On Monday, we had to get back to KC. I was starting a new class at 6pm. I had also agreed to help a co-worker with a night-time job at a business that was on the other side of town. The trip from Illinois took six hours or so. I was able to unpack and unwind a little, then I was off to class. I was in class long enough to pick up the syllabus and apologize to the instructor for being late and leaving early--great first impression. Then I headed to Independence, MO, and spent an hour there. By the time I got home, I was high on adrenaline and a little loopy.

Today, I had a full plate at work, but it went well. I have to finish two assignments tonight before class tomorrow night (my class is M W 6-8pm). I also promised myself a little exercise and some time with my daughter, who missed the trip due to school and felt left out.

Tomorrow, I head for Manhattan, KS. I also have a detailed project in Olathe to complete. And I have class at 6. I feel rushed. I am getting everything done, but I am definitely stretching thin. However, I know from experience that if I had just relaxed this week after completing my Baker courses last week, I would now be in a funk, feeling lost and unproductive.

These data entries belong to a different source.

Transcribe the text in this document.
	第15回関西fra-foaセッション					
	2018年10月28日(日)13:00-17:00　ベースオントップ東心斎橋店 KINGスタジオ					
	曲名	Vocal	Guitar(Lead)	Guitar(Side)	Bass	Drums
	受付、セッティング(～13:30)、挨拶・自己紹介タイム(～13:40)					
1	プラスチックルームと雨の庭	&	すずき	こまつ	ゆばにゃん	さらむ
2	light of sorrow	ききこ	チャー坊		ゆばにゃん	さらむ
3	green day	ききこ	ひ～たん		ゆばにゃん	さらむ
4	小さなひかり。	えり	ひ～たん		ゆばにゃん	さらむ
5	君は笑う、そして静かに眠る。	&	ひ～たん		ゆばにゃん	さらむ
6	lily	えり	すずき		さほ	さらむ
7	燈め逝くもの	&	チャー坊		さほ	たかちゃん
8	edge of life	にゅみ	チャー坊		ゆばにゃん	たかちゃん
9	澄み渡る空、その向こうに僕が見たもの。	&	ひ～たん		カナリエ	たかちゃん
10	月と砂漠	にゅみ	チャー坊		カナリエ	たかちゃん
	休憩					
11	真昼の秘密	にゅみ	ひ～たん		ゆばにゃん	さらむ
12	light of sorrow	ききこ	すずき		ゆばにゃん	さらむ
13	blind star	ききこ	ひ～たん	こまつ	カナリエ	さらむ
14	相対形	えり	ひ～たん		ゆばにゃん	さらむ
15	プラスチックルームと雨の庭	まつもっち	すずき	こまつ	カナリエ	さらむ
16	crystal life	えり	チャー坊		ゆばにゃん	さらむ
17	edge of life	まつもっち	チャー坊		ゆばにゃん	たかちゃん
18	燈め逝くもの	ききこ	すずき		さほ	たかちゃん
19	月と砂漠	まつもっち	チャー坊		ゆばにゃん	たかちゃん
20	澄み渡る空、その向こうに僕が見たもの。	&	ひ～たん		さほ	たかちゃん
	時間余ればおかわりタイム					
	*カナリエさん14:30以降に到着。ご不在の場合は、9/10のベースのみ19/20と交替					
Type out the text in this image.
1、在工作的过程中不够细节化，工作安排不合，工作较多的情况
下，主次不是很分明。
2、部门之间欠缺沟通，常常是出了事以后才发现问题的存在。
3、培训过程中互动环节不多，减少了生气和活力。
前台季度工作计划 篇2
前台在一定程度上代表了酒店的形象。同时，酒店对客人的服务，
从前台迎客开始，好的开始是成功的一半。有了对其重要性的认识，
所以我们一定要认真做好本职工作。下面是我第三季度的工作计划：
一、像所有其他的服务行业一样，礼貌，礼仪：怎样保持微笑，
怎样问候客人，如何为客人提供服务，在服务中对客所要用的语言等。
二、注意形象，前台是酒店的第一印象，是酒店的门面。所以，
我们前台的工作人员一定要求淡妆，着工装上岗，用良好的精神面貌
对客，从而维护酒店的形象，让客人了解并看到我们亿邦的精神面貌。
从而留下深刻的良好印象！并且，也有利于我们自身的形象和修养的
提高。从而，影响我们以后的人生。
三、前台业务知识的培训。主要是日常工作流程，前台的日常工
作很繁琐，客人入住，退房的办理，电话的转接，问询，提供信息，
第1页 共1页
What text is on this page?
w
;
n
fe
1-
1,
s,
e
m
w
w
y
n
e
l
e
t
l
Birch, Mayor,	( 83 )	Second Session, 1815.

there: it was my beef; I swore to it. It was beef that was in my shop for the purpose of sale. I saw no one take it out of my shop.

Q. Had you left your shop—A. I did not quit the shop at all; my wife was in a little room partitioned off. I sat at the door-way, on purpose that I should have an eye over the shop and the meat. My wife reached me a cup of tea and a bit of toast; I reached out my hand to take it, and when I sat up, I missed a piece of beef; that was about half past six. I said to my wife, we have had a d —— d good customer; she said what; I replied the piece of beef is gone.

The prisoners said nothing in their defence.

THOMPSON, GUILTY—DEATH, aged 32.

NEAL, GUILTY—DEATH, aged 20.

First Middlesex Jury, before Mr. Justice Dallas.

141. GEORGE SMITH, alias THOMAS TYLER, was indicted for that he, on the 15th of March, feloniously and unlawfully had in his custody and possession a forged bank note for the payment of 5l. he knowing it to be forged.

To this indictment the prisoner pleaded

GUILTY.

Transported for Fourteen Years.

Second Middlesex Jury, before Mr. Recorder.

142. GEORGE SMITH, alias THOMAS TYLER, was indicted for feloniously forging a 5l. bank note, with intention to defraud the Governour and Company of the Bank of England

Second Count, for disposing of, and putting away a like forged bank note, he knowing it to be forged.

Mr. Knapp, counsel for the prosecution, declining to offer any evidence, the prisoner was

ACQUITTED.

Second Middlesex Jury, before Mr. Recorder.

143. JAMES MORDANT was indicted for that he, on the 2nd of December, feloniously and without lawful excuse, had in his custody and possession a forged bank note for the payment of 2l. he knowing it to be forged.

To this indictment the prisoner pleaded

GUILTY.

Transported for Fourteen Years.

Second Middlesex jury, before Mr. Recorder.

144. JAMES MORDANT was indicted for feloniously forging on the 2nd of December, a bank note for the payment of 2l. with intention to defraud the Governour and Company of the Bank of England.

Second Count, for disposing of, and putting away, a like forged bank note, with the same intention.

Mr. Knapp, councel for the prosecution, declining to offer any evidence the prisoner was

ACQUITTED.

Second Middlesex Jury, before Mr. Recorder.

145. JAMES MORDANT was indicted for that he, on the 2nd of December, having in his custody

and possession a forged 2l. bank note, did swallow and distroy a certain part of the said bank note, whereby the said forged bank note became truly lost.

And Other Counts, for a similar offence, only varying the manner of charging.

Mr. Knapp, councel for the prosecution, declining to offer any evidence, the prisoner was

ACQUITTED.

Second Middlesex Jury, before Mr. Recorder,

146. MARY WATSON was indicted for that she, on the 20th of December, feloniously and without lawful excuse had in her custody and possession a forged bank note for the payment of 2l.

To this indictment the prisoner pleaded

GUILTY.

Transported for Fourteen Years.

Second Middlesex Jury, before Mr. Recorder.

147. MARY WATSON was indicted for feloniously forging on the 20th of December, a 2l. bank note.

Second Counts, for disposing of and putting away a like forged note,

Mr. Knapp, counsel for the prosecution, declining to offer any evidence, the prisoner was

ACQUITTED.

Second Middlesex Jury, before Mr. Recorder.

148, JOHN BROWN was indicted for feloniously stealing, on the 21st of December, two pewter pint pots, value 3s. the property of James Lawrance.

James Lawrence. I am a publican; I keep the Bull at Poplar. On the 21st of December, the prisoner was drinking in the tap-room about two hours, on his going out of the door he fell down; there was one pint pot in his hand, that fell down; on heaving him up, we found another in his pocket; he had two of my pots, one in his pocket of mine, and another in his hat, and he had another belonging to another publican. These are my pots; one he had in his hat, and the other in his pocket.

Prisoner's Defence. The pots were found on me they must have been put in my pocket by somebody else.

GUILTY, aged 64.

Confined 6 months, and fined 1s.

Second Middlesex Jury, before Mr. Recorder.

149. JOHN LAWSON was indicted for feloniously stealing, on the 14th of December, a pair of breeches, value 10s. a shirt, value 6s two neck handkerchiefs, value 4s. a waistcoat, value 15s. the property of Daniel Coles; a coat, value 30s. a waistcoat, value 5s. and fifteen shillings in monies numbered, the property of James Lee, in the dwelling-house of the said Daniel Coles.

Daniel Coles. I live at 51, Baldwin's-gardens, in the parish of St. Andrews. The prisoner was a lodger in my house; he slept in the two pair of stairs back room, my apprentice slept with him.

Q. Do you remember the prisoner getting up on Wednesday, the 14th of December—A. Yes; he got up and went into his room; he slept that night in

I am looking forward to Thursday, when I should be able to be a vegetable and catch up on some reading. I have been dying to read something that has nothing to do with work or school. I have two months worth of National Geographic to catch up on. I am 100 pages into a novel that is interesting, but I never have time. Last week, I felt the need to check out "Eats, Shoots & Leaves" from the library. The first chapter is hilarious and informative, and I cannot wait to be able to read it uninterrupted someday.

This weekend, I have nothing planned. No goals, no deadlines, no appointments, no reservations. I can do anything I want; the world is my oyster. I will probably get nothing done and feel terrible about it. That will lead me to overbook in the future to prevent the "wasted" weekend.

I wonder if I can take a class in relaxing and setting realistic expectations? Maybe they make a pill for that? Will I feel like I accomplished something after my first heart-attack?